Identification des caractéristiques physiques, chimiques, organoleptiques des produits (spécification des emballages, entre autres). Généralement élaboré autour du danger microbien.  

 Études réalisées ou en cours

 A) Étude du Laboratoire national d’essai (LNE)

 Dans le cadre de la Directive 89-109/CE, Analyse de l’aptitude au contact des aliments (essai de migration dans des simulants d’aliment, dosage de substances résiduelles dans les matériaux, évaluation des modification organoleptiques des aliments vers les matériaux).

 B) Études ENSAIA  de Nancy – Interactions Aliment - Emballage

 -          Interactions hybrides entre aliment et matériau d’emballage. (Carole Bizet 1997) – Migration de l’humidité superficielle d’un fromage à pâte molle de type « Camenbert ». Modéliser les transferts réactifs de l’eau depuis la surface d’un aliment humide vers l’air ambiant à travers l’emballage. Faire apparaître l’impact de capillarité et la diffusion sur les migrations d’eau. Cette thèse à aussi permit la mise au point d’un film d’emballage comestible.

-          Facteurs d’altération des flores de surfaces des fromages à croûte naturelle en vue de l’optimisation de systèmes d’emballage et de conditionnement. (Bruno Roger 1999). Modéliser les échanges gazeux entre le fromage à pâte molle, type « Camembert » et son environnement. Amener la durée de conservation du fromage à 10 semaines. Etude des transferts d’oxygène, de CO2. Le modèle de transfert est applicable à de nombreux produits emballés : viandes, poissons, fruits, légumes et fromages.

-          Migration des molécules volatiles dans un système Aliment/Emballage. (Mohammad Mousavi 1998). Avec le soutien du SIEL . Etude des transferts de molécules volatiles du bois vers les aliments. Il a été ainsi démontré que la migration des molécules volatiles du bois vers les aliments respecte en tout point la réglementation. Les travaux se poursuivent sur les molécules non-volatiles.

-          études en cours : formation des biofilms microbiens sur supports en bois (organismes adhérents à la surface du bois) – Recherche sur les matériaux interactifs (anti-microbiens) et sur les migrations chimiques et microbiologiques du bois vers les aliments.  

 C) Etudes du CTBA

 Contrôle de la qualité microbiologique d’emballages bois destinés au contact des aliments. (partenaire Ensaia).

 Ecologie microbienne des planches d’affinage de fromages à croûte lavée. Caractérisation des propriétés du biofilm vis-à-vis de Listeria monocytogènes. Pratique justifiée par les propriétés mécaniques du bois et sa capacité hydrique régulatrice.

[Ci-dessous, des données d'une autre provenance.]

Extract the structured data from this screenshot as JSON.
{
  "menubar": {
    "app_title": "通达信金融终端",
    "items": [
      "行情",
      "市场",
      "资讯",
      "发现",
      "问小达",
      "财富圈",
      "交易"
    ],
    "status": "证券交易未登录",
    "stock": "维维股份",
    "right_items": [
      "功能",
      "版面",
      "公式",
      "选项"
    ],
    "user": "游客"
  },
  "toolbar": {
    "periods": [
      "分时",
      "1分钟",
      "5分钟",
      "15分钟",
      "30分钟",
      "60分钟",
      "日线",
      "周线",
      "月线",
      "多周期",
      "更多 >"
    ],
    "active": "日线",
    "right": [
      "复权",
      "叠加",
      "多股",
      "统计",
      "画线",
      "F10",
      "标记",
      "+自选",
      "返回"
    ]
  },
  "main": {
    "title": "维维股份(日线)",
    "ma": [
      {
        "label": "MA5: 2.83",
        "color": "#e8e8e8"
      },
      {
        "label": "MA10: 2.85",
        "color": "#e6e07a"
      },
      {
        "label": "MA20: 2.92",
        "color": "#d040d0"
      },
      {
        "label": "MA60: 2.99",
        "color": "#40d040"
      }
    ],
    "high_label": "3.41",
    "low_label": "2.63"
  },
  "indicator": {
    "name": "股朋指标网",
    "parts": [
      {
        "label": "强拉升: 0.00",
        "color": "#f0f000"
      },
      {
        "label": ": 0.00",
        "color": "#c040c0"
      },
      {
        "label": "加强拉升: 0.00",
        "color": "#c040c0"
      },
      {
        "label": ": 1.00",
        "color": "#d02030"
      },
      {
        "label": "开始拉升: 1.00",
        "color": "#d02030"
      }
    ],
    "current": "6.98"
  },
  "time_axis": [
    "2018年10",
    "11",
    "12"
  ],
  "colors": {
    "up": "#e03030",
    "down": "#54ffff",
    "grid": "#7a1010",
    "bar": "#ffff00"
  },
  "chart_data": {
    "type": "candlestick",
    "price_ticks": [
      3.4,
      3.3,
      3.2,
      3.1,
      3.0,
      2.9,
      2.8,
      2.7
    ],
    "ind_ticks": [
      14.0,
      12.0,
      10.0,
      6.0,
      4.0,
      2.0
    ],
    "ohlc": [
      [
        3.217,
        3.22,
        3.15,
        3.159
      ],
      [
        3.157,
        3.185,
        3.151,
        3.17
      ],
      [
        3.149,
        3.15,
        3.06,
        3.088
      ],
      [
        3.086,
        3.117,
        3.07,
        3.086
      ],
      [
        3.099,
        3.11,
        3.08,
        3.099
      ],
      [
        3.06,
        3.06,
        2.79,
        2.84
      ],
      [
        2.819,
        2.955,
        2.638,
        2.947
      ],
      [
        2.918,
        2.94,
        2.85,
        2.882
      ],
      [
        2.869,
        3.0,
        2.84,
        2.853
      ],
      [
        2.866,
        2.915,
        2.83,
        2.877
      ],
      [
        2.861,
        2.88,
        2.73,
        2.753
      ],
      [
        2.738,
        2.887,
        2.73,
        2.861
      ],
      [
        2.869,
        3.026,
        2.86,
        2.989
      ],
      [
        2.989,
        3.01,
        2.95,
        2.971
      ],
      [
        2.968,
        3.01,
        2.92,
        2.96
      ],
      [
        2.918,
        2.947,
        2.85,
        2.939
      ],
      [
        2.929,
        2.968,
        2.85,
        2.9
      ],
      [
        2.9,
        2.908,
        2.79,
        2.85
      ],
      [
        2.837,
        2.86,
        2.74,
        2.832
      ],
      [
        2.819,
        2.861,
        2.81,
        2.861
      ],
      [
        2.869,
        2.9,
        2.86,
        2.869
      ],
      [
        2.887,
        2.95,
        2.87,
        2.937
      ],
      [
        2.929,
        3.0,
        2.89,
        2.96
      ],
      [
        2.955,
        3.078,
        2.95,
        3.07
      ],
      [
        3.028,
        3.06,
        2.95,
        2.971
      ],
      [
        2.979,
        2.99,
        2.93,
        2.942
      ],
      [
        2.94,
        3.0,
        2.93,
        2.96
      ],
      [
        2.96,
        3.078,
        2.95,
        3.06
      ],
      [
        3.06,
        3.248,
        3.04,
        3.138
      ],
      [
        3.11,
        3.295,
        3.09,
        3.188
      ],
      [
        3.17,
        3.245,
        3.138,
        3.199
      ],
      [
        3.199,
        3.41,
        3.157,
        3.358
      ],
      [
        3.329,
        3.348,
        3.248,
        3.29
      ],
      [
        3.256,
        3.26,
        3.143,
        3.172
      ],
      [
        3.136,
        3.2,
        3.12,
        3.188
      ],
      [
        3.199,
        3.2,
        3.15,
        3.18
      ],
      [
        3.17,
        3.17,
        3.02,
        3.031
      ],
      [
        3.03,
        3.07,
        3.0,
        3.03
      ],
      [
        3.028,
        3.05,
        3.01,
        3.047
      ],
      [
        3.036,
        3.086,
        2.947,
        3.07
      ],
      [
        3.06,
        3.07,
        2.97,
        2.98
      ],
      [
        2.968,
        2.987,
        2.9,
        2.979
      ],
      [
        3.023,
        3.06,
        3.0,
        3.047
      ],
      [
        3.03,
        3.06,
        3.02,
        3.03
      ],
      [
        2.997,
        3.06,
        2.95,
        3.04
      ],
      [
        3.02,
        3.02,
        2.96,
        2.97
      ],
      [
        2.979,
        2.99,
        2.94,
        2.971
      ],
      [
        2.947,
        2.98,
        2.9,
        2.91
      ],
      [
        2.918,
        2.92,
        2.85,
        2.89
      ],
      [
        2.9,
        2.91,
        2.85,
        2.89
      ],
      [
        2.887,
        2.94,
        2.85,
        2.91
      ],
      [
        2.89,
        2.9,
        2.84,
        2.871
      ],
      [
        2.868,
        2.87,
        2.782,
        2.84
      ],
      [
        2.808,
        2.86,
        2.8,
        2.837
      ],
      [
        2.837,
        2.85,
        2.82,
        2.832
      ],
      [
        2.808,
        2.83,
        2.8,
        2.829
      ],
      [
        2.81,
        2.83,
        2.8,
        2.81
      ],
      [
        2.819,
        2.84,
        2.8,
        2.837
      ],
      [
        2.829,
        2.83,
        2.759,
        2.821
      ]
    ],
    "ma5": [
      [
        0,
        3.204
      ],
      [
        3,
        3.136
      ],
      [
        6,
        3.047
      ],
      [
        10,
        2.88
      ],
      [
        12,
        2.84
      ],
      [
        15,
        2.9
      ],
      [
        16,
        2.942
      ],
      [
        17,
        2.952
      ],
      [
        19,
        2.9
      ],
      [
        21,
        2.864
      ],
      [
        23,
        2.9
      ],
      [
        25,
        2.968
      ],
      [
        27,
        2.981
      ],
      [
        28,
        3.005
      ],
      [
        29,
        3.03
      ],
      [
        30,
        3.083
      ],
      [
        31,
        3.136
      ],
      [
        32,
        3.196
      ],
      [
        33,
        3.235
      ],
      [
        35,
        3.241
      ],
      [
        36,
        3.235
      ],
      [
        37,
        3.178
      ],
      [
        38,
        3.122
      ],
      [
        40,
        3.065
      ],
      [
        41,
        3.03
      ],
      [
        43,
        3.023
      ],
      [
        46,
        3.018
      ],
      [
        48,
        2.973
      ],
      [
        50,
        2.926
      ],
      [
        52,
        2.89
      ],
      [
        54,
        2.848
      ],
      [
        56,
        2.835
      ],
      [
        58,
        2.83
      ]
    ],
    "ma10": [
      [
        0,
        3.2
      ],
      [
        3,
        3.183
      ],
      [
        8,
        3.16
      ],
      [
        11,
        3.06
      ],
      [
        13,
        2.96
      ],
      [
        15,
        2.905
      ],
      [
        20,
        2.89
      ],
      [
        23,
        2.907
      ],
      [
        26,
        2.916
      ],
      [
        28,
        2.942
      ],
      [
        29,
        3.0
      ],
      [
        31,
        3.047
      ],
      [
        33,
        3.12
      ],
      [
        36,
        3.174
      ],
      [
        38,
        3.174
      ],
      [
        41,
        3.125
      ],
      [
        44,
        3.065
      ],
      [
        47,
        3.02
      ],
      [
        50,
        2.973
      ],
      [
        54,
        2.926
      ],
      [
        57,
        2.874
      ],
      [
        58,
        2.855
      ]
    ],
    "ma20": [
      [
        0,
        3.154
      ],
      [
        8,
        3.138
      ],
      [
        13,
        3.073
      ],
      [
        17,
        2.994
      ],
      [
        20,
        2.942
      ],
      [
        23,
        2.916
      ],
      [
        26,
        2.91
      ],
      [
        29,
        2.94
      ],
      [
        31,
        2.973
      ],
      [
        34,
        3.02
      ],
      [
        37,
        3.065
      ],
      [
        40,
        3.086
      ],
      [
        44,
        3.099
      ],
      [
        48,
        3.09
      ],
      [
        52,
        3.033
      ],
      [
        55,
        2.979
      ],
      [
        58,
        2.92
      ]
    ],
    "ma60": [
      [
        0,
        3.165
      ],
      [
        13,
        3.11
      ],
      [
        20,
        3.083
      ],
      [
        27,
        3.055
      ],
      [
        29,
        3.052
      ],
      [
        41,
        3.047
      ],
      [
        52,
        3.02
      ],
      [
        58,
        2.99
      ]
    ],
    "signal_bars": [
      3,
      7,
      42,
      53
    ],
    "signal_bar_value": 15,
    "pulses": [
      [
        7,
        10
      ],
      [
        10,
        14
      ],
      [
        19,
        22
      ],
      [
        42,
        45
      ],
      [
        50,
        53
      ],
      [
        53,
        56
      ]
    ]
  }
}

 Modification du bois : Amélioration des propriétés biologiques, physiques et chimiques du bois.

 Traitement phytosanitaire  du bois par chauffage à cœur- 2003 (dans le cadre de la NIMP 15) : réalisé sur 4 essences dont le peuplier.

 Séchage du peuplier avec phase vapeur – 2003

 Amélioration de la résistance du bois face aux agents de dégradation (insectes, champignons).

 D) Etudes de l’Université du Wisconsin – Madison (USA)

 Les microbes pathogènes préfèrent le plastique.

Le Docteur Dean Cliver, professeur à l’école de médecine vétérinaire de l’Université de Californie s’est penché sur le problème de survie des bactéries sur des planches à découper (pain, fromage,…) : des planchettes (neuves et anciennes) de 9 essences et de 5 matériaux synthétiques différents  ont été polluées avec des germes de Campylobacter, Listeria monocytogènes, Staphylococcus aureus et stockées en atmosphère de haute humidité, à température ambiante. Sur les surfaces synthétiques les germes se sont multipliées de 10 à 100 fois en 12 heures. Sur les planchettes en bois, malgré la haute humidité et dans le même temps, les germes ont totalement disparu.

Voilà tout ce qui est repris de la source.